Recently, this type of support for local charities, like the Make-A-Wish Foundation, has seen a dramatic drop since many groups and individuals are putting forth support towards organizations such as the Red Cross.

MCDONNELL: Worthington Kilbourne High School is one of the schools that raised money for us this year, and they specifically raised it for Derrick. We're so excited to have them onboard with us this year because many of the schools that traditionally work with the Make-A-Wish Foundation have pulled out over a -- as a result of the tragedy of September 11.

HUNTER ALLEN, STUDENT: In the past, we've donated money to the James Cancer Hospital, to the Make-A-Wish Foundation, to different things around Columbus in honor of certain people. Well this year, we decided that we are going to probably donate our money to the Red Cross foundation because we feel that it's a charity, with the recent events, that would mean a lot more to the kids.

HOUK (on camera): Many local charities are now hoping for a greater awareness among Americans for their own local charities because of the proof that their help does make a difference.

This has been Marissa Houk, CNN Student Bureau, Columbus, Ohio.

(END VIDEOTAPE)

ON-SCREEN: "Where in the World."

Independence Day: August 19, (1919).

Economy is highly dependent on farming and raising livestock.

Widespread landmines. Can you name this country?

Afghanistan.

WALCOTT: Well before we leave you today, the latest thing that could soon be keeping folks entertained in Afghanistan. It's a couple of lions, which will be donated by a wildlife park in China to a zoo in Kabul. The lions will replace Marjan. You may remember the story of the long suffering big cat who died earlier this year since we had two reports on the Afghan zoo and its king of beasts.
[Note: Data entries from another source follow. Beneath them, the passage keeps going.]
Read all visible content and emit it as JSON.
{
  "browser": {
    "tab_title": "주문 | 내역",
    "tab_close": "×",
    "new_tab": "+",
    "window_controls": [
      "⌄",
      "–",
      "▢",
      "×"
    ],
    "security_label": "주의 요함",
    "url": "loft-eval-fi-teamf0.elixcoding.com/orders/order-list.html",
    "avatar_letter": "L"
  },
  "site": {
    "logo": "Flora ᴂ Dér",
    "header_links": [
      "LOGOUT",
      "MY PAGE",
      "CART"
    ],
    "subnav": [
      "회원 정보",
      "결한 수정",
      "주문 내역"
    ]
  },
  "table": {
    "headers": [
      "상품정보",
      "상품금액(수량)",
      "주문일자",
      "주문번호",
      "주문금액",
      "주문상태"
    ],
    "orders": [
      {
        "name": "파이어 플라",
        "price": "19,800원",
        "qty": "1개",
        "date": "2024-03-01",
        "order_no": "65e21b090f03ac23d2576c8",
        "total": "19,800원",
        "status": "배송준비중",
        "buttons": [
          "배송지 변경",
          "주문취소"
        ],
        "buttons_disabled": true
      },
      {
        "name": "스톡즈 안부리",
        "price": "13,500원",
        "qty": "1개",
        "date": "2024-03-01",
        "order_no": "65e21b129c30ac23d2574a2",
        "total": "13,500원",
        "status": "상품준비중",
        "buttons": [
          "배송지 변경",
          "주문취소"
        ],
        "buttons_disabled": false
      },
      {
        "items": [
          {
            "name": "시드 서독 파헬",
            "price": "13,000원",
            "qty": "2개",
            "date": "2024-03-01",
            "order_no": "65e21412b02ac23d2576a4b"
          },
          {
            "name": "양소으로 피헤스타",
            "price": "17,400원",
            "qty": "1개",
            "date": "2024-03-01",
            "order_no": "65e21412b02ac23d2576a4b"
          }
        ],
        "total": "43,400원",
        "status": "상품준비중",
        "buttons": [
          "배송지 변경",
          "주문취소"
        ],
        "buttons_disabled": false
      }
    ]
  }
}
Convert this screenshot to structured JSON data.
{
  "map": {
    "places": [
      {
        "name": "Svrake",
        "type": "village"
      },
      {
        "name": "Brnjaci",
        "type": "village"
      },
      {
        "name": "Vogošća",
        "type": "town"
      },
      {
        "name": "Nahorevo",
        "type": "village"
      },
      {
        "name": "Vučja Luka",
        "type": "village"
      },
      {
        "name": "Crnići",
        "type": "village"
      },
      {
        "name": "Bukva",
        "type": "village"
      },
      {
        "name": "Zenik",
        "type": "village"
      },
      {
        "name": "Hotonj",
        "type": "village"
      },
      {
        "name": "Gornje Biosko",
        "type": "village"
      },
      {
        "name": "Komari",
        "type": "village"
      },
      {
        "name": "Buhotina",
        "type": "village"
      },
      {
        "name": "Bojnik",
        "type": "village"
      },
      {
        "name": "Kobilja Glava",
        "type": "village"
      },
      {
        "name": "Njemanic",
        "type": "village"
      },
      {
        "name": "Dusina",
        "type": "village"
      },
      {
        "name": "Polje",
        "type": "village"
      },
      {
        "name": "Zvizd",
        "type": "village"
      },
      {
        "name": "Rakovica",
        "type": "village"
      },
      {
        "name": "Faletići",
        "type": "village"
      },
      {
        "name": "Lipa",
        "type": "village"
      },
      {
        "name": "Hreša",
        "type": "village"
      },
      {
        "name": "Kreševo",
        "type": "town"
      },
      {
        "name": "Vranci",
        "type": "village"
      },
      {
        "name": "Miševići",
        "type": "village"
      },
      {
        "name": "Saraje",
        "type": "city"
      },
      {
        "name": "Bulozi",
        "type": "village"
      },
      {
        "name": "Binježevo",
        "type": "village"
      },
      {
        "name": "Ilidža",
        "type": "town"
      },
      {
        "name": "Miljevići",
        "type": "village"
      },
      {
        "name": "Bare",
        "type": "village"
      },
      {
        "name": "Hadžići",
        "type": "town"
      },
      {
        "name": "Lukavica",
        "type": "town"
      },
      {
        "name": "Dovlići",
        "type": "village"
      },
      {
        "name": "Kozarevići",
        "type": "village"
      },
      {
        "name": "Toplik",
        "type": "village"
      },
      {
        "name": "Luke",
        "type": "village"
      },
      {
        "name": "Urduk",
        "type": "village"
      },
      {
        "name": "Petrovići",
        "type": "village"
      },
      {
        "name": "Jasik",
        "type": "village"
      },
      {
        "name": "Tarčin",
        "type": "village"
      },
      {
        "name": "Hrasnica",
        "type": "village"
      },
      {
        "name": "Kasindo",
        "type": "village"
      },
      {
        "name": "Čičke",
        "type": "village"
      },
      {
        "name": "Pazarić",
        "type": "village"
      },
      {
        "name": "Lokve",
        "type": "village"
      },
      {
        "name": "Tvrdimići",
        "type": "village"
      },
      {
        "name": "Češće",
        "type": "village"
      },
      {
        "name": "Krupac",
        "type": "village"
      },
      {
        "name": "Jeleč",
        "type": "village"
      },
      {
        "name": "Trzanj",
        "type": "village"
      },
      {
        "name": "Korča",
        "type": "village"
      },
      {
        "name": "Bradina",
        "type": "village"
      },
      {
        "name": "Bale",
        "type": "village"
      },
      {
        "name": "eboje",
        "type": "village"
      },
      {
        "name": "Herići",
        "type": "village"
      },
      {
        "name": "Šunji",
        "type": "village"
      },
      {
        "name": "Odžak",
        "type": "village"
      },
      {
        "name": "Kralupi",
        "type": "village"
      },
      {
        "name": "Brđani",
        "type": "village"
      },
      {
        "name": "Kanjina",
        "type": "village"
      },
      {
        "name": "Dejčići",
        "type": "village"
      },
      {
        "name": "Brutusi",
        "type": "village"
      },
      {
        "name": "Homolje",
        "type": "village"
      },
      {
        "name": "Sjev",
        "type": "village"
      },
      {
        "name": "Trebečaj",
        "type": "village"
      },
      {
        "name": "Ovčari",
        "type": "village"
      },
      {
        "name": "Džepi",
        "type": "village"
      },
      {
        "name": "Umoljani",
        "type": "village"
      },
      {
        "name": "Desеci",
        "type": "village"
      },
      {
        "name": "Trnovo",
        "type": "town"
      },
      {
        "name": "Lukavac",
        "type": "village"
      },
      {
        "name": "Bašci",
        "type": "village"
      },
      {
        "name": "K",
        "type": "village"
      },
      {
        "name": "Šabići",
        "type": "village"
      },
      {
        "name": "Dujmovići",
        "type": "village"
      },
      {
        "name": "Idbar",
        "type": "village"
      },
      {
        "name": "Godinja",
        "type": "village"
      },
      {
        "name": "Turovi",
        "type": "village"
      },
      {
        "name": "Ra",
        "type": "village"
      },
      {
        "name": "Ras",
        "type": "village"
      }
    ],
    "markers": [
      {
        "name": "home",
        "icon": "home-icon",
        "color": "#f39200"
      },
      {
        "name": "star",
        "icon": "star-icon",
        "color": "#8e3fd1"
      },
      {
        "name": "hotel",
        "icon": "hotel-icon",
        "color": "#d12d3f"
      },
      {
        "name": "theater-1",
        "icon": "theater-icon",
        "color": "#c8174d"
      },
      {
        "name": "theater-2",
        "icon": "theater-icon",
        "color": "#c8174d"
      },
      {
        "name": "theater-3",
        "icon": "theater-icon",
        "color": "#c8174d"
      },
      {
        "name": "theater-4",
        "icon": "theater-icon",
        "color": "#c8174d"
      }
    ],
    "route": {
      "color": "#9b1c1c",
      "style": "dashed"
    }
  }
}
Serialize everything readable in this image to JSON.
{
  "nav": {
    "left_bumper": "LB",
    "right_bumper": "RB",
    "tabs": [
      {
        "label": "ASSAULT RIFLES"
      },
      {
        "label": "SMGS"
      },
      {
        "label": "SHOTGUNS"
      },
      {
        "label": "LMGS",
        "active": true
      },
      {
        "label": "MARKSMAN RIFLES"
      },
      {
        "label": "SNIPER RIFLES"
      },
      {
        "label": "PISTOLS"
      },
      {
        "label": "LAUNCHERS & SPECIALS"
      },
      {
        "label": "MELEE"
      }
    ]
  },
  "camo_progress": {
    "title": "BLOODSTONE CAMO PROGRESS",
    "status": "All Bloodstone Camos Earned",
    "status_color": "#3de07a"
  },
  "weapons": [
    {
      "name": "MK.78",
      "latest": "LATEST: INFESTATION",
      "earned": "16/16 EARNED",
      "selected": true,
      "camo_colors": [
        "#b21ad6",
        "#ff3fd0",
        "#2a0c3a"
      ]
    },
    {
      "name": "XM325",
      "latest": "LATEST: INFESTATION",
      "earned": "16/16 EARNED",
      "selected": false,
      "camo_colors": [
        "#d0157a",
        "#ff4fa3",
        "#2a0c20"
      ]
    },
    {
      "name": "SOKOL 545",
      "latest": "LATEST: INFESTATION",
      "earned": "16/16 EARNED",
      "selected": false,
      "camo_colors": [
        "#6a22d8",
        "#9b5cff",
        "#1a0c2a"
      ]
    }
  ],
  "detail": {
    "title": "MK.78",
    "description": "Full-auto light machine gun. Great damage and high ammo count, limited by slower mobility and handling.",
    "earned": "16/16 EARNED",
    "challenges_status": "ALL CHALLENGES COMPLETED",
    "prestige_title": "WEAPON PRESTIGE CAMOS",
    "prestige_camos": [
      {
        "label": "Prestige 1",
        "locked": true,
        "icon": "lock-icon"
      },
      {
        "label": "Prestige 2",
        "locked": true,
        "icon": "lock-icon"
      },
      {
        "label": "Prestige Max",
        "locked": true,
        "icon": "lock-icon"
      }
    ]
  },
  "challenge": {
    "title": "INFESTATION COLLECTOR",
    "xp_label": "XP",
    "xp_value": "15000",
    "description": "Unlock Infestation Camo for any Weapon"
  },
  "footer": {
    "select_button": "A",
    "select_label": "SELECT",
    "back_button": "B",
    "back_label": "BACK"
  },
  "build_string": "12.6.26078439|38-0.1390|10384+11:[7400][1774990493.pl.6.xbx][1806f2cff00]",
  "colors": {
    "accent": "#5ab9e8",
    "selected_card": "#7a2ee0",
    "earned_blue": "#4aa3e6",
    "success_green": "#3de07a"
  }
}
Now replacements from China, a land where animal donations have long held symbolic political importance.

And here's something that holds symbolic importance for us, our Web site. Log on to CNNstudentnews.com for all the latest from our show, including a profile of Sylvia Earle. She's a leading advocate for the world's ocean.

And that wraps up today's show. We'll see you back here tomorrow. Bye-bye.